TEXAS, April 22 — Every year one city hosts a large Cesar Chavez march. Chavez was a reformist who led a very large movement for the rights of migrant laborers in the United Farmworkers Union in the 1960s-70s. And during an election season like this year’s, the march swells with liberal misleaders. This year PL members in our area made a plan to coordinate several activities in order to counter the Chavez Committee’s “vote-for-lesser-of-two-evils” line.

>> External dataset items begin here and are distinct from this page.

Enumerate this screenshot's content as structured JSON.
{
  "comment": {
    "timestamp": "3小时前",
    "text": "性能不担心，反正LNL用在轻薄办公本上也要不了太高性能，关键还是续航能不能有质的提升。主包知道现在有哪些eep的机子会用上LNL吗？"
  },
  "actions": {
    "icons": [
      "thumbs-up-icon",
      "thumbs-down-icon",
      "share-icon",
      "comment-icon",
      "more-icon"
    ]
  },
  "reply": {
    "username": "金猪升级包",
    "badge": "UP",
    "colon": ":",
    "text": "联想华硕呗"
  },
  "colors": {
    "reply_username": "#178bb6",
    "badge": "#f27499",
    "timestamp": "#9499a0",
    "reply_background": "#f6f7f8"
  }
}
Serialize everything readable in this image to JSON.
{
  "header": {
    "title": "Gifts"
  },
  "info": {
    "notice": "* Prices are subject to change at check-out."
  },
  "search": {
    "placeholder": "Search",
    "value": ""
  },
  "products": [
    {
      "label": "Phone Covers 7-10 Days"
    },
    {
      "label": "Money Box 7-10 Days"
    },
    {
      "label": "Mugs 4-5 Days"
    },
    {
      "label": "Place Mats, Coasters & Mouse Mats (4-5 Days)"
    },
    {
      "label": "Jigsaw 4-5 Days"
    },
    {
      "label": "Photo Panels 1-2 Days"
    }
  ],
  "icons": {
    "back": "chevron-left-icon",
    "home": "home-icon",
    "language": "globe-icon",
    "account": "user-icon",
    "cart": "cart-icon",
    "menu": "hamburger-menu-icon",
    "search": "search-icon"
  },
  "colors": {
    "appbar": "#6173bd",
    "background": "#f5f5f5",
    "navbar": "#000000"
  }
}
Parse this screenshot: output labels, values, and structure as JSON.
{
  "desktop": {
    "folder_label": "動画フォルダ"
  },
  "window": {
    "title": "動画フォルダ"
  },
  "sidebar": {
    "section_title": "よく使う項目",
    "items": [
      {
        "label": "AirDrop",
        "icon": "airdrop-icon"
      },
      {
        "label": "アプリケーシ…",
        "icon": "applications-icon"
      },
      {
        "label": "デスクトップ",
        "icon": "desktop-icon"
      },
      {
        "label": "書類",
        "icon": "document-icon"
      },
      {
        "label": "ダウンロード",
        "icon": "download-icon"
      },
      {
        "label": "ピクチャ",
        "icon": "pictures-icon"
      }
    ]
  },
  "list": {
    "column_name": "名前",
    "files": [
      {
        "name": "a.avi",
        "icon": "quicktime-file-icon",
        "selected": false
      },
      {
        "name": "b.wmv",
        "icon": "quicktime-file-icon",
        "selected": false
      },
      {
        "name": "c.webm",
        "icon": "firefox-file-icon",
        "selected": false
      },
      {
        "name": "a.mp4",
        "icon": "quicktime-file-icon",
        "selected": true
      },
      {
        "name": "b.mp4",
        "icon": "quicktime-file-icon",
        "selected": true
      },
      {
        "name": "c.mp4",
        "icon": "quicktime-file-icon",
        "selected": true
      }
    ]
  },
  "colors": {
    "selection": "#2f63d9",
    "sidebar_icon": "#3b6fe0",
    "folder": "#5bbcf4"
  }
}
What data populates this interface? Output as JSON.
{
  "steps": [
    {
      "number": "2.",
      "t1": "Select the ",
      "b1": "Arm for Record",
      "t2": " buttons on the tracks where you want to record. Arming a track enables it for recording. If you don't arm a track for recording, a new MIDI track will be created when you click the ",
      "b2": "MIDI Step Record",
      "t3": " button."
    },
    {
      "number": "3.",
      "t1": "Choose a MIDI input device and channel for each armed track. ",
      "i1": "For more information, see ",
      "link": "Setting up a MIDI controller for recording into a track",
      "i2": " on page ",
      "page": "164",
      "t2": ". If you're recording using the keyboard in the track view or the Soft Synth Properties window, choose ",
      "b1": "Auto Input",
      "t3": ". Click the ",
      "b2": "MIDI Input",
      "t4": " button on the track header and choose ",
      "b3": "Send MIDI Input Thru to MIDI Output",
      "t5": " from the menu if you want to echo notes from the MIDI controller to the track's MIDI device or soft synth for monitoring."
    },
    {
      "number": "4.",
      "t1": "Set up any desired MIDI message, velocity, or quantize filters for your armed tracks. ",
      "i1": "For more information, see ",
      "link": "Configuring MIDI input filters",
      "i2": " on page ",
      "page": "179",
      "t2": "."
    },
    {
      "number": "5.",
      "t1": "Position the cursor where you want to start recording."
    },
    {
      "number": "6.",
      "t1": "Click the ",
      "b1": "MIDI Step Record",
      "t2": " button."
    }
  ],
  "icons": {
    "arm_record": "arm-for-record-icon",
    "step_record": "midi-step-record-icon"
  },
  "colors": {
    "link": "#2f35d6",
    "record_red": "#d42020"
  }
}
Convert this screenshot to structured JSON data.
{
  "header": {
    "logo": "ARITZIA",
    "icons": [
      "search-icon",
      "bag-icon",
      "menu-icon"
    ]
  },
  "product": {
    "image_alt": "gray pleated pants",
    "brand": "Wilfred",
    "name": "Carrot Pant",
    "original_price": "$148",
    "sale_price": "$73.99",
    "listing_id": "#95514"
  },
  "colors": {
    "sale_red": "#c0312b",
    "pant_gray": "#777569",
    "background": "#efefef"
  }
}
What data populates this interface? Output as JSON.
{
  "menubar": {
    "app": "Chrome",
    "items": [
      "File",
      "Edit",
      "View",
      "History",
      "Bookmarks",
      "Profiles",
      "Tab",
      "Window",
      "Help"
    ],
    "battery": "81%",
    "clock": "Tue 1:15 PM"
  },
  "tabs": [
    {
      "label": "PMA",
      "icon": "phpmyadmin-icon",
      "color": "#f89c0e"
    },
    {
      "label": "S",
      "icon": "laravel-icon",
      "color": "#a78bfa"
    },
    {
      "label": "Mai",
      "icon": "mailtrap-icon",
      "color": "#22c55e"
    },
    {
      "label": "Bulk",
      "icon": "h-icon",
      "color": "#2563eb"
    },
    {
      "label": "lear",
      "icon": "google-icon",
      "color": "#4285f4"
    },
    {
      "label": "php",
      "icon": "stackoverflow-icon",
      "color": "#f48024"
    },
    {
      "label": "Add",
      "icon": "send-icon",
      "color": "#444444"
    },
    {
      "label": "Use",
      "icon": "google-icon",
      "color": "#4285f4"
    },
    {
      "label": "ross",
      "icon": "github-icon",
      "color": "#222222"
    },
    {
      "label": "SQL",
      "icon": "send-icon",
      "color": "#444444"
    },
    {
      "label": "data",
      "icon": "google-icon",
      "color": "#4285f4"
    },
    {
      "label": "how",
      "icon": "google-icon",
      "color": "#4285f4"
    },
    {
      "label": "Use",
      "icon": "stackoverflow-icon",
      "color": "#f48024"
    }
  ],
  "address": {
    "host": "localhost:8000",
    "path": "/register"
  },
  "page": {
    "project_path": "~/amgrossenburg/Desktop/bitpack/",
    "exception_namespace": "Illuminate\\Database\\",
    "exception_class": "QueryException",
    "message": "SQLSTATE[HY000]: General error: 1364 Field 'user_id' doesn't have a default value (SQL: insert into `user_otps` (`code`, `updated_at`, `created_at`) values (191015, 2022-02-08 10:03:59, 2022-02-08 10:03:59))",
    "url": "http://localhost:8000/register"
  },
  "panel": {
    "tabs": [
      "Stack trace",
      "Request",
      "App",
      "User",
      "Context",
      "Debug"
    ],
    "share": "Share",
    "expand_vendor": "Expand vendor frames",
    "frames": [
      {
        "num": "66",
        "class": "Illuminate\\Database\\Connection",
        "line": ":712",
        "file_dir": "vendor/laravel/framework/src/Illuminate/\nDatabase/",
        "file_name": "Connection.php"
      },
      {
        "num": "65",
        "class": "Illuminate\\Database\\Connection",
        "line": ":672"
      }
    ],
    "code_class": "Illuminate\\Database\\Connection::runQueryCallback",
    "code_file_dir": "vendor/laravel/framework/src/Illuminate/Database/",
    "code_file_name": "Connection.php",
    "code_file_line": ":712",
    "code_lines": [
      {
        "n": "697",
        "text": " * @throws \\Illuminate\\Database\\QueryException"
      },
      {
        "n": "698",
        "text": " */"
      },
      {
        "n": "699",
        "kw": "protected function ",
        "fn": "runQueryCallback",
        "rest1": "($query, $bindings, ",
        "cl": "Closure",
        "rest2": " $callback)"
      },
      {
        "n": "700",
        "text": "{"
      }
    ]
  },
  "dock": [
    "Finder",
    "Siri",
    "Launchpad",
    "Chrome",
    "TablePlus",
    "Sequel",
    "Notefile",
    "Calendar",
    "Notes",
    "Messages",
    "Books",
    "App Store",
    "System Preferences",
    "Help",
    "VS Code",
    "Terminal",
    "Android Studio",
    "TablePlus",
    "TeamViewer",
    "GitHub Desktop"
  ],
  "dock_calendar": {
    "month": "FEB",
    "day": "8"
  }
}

We planned to bring a large base along with a leaflet and bullhorn in order to project a clear outlook of multiracial unity against capitalism and against voting for the bosses. In the past we executed a similar plan and were able to win hundreds of students and workers away from the march organizer’s meaningless “Si se puede” (“yes, we can!”) chant toward more militants chants like, “Obreros, unidos, jamás serán vencidos” (“The workers united, will never be defeated.”) As this year’s march date grew closer, however, our plan unraveled. We hadn’t written the leaflet and we had not sufficiently won our friends to attend the march.
Instead of feeling down, we regrouped. We printed sheets with militant working-class and anti-capitalist chants and brought a bullhorn, something we have never brought to the Chavez march.
As the march began, we chanted, “Up, Up with Education, Down, Down with Deportations.” “Abajo Con Banderas, Afuera Con Fronteras.” (“Down With the Flag, Out with Borders!”) “When workers and students are under attack, what do we do? Stand up, fight back!”
At first, our friends and the crowd around us were hesitant to join in. But the few PL’ers were persistent. We continued chanting and pointed out the limits of the march organizers’ chants.
As we entered downtown, our bullhorn rang loud and hundreds began to join in. At one point the march organizers tried to trick one member away from us and into the front of the march by telling him what a good leader he was. Their real intention was to steal away his powerful voice from leading the working class in militant anti-capitalist chants. We told the march organizer to get lost and we continued pressing forward.
By the end of the march we had influenced hundreds of students and workers. Students who attended with us and were initially hesitant ended up being some of the most active participants. As the march ended, several of us went for coffee. We had a good conversation stemming from the events of the day — ranging from racism and slavery to the politics of recent movies. We plan to continue organizing with these students and building toward May Day! With a revolutionary line and militancy, we can eventually influence millions.